3. Theoretical Analysis:
   The resulting models are rigorously analyzed for:

   • Well-posedness: Existence and uniqueness of solutions.
   • Boundedness: Ensuring states and forces remain finite.
   • Passivity: Proving that the energy dissipated by friction is non-negative, a crucial property for control stability.

3. Key Contributions

• Novel FrBD Formulations: The paper introduces the FrBD$_{n+1}$-GM and FrBD$_{n+1}$-GKV models. These generalize previous models (like LuGre and FrBD$_1$-KV) by incorporating multiple relaxation times, allowing for richer descriptions of viscoelastic materials.
• Guaranteed Passivity: Unlike the LuGre model, which requires specific damping terms to be passive, the proposed FrBD models are inherently passive for any physically meaningful parameterization. This is proven using Lyapunov functions derived from the physical energy of the bristle elements.
• Unified Framework: The work systematically unifies linear viscoelastic theory with rate-and-state friction laws, providing a clear physical interpretation of friction parameters (micro-stiffness, micro-damping, relaxation times).
• Control-Oriented Design: The paper demonstrates how the passivity property can be exploited for output-feedback control design in robotic systems, ensuring asymptotic tracking stability.

4. Results

• Mathematical Properties:

  • Existence/Uniqueness: The models admit a unique $C^1$ solution for any continuous velocity input and initial conditions.
  • Steady-State: Both models correctly reproduce arbitrary steady-state friction characteristics (e.g., Stribeck curves).
  • Boundedness & Passivity: Proofs confirm that for bounded inputs, the internal states and friction forces remain bounded. The passivity inequality $\int p f(t) v(t) dt \geq V(x(t)) - V(x_0)$ holds, where $V$ is the stored energy.

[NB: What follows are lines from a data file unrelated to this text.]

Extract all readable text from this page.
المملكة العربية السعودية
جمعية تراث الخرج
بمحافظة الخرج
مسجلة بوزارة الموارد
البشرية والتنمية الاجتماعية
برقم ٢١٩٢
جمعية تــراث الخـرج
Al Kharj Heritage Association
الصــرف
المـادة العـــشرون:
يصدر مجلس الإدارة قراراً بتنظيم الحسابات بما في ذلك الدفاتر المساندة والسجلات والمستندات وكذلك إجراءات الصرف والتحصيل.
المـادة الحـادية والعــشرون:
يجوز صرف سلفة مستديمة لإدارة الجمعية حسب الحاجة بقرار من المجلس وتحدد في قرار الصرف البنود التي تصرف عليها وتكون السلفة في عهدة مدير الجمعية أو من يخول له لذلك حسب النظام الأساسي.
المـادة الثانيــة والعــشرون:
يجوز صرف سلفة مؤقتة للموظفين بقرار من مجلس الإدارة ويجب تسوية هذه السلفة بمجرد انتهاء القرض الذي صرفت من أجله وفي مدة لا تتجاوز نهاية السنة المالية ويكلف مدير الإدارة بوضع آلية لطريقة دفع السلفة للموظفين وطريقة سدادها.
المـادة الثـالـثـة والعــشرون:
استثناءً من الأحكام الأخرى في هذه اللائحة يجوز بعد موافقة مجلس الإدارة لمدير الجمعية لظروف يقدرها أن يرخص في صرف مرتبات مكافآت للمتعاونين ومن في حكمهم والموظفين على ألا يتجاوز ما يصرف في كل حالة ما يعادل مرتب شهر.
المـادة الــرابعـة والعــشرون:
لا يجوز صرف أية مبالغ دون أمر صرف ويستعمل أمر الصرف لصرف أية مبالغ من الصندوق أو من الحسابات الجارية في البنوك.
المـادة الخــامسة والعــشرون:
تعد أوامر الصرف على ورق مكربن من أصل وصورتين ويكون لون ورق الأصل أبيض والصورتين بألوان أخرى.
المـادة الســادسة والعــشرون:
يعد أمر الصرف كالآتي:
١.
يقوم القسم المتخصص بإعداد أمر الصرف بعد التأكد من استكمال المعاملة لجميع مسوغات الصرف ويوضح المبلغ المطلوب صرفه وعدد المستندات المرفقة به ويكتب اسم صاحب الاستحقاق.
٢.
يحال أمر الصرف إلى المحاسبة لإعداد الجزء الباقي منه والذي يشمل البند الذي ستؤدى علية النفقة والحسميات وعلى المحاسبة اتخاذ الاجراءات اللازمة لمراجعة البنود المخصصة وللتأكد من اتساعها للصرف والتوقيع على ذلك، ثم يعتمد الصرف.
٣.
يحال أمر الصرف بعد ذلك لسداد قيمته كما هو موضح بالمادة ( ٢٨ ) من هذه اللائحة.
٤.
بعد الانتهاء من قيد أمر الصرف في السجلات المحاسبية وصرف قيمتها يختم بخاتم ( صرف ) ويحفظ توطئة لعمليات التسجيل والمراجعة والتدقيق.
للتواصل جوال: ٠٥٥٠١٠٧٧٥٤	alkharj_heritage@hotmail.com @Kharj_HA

• Dynamical Behavior (Simulation):

  • Frictional Lag: The models successfully reproduce hysteresis in the force-velocity relationship. The width of the hysteresis loop varies with the rate of velocity change, matching experimental observations (e.g., Hess and Soom).
  • Relaxation: The models capture stress relaxation behavior. By increasing the order $n$ (number of branches), the models can simulate materials with broad frequency spectra (e.g., polymers), showing transient phases before reaching steady-state friction.

• Control Application:

  • A 1-DOF robotic manipulator example was simulated.
  • Using a friction observer based on the FrBD model and a passivity-based control law, the system achieved asymptotic tracking ($\lim_{t\to\infty} \tilde{q}(t) = 0$).
  • The proof relies on the interconnection of two passive operators: the robot dynamics and the friction model.

5. Significance

This paper represents a significant advancement in friction modeling for control engineering:

1. Stability Assurance: By guaranteeing passivity, the models remove a major hurdle in designing stable controllers for systems with friction, eliminating the need for ad-hoc damping terms often required by LuGre.
2. Material Fidelity: The ability to tune the number of relaxation branches ($n$) allows the model to accurately represent highly viscoelastic materials (rubbers, polymers) used in modern robotics and tires, which single-time-constant models cannot capture.
3. Physical Consistency: The parameters have direct physical meanings (stiffness, damping, relaxation time), facilitating their identification in multibody simulations and experimental validation.
4. Future Impact: The framework provides a solid theoretical foundation for future research into nonlinear rheological extensions and the integration of advanced friction models into complex robotic control architectures.

In summary, the authors have successfully extended the FrBD framework to include general linear viscoelasticity, resulting in a family of friction models that are mathematically robust, physically interpretable, and ideally suited for stability-critical control applications.